Make sure you figure out who the major actors are before you collect your data. When you’re dealing with big datasets with hundreds of rows of donations per spreadsheet, the last thing you want to do is change your parameters midstream. Though it might be tempting to cast a wide net and include every company that’s ever produced flame retardants, it’s best to be conservative so you can defend your conclusions. Chevron and other petrochemical giants make flame retardants, but the chemicals represent just a fraction of their product line. Counting campaign contributions from all the petrochemical companies to 100-plus legislators added three-quarters of a million to the industry campaign. But Chevron didn’t list flame retardants on its lobbying disclosure forms, so I didn’t include the donations. It’s entirely plausible that an industry rep talked about flame retardants at a reception on, say, clean air. But activists’ claims that industry spent millions on lobbying to defeat the legislation was plausible too. You have to document it.

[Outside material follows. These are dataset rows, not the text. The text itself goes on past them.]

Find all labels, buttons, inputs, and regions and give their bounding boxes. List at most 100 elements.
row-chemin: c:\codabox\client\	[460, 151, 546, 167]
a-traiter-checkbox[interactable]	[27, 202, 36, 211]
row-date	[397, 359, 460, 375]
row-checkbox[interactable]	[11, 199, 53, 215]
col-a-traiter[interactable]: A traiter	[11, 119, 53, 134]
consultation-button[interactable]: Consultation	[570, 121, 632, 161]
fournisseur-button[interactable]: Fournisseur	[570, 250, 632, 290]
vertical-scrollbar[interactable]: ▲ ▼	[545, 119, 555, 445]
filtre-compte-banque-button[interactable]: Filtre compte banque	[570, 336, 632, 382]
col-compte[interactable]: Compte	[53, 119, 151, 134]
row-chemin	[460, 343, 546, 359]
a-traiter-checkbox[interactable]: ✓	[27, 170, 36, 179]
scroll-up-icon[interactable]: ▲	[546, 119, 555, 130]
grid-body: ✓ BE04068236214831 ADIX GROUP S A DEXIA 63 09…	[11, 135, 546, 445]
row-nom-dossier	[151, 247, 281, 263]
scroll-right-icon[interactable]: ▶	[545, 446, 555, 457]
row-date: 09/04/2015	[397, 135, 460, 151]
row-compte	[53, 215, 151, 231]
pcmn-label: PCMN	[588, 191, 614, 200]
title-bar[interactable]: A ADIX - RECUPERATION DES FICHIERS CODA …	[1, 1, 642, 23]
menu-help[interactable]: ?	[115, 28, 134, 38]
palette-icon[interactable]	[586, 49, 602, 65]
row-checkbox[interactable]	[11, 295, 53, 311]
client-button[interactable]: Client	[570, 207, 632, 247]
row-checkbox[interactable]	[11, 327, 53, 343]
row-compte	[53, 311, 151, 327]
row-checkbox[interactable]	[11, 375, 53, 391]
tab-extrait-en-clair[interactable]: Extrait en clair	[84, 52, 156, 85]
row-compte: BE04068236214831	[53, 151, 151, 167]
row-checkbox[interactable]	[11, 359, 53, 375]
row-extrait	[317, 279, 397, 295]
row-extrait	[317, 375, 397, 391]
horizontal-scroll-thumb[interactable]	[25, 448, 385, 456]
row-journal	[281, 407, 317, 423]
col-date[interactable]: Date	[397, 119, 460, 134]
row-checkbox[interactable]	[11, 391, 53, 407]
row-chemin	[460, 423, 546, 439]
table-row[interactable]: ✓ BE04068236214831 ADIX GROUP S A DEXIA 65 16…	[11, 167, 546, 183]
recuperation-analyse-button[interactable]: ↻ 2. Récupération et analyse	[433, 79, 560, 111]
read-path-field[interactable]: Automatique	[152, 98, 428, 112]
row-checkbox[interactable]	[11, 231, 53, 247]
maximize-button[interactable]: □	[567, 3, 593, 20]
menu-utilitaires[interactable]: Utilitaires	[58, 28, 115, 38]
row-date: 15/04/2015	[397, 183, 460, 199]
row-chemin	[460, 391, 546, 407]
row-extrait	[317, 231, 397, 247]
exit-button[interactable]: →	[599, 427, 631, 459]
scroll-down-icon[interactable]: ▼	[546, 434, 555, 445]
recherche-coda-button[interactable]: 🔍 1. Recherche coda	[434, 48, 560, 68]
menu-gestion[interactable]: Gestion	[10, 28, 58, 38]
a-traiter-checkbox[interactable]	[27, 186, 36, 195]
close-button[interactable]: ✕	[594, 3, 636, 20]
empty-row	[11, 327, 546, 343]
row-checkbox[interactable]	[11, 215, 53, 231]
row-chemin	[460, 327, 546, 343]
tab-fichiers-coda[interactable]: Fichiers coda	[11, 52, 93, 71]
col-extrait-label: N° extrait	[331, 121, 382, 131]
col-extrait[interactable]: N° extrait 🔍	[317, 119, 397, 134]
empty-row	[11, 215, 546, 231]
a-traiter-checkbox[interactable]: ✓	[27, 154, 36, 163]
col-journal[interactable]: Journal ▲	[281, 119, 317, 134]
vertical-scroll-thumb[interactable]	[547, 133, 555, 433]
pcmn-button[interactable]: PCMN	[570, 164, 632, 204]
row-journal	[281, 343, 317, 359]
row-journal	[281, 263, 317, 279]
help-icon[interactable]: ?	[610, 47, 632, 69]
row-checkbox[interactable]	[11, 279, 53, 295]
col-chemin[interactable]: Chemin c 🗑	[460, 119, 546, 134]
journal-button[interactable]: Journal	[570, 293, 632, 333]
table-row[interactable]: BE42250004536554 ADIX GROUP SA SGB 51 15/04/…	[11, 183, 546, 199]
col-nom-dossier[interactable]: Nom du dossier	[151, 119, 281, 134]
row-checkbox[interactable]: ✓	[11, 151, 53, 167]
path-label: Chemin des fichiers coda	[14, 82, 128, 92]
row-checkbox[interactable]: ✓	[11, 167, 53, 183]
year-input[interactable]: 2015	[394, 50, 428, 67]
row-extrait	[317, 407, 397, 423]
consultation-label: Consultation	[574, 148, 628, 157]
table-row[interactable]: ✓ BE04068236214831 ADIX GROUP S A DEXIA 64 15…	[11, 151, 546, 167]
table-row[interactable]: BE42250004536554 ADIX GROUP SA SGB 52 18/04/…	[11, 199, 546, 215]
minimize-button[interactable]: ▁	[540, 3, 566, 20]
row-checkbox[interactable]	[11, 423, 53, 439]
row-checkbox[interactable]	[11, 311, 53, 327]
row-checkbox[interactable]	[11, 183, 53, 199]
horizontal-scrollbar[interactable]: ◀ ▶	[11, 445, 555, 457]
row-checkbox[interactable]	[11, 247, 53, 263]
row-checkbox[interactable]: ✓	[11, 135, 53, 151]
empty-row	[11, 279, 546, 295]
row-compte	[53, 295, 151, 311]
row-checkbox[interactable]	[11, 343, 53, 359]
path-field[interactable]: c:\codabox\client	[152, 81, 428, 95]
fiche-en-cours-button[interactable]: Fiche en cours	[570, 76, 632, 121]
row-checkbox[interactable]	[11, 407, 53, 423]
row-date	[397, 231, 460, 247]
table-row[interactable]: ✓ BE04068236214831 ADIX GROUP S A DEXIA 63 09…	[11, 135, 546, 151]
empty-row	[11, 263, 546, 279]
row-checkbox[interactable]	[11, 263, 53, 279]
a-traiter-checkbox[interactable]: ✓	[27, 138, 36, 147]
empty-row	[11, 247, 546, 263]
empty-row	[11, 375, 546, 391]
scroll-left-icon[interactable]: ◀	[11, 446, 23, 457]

Investigative reporting is a powerful tool that relies on another trait found in any good journalist—skepticism. I don’t take what anyone, activist or politician, tells me at face value. There are no shortcuts. But when you finally have the facts nailed down to the point where you can show who’s benefiting and who’s not, that’s when you know you hit paydirt. And it’s time to set your curiosity loose on the next story.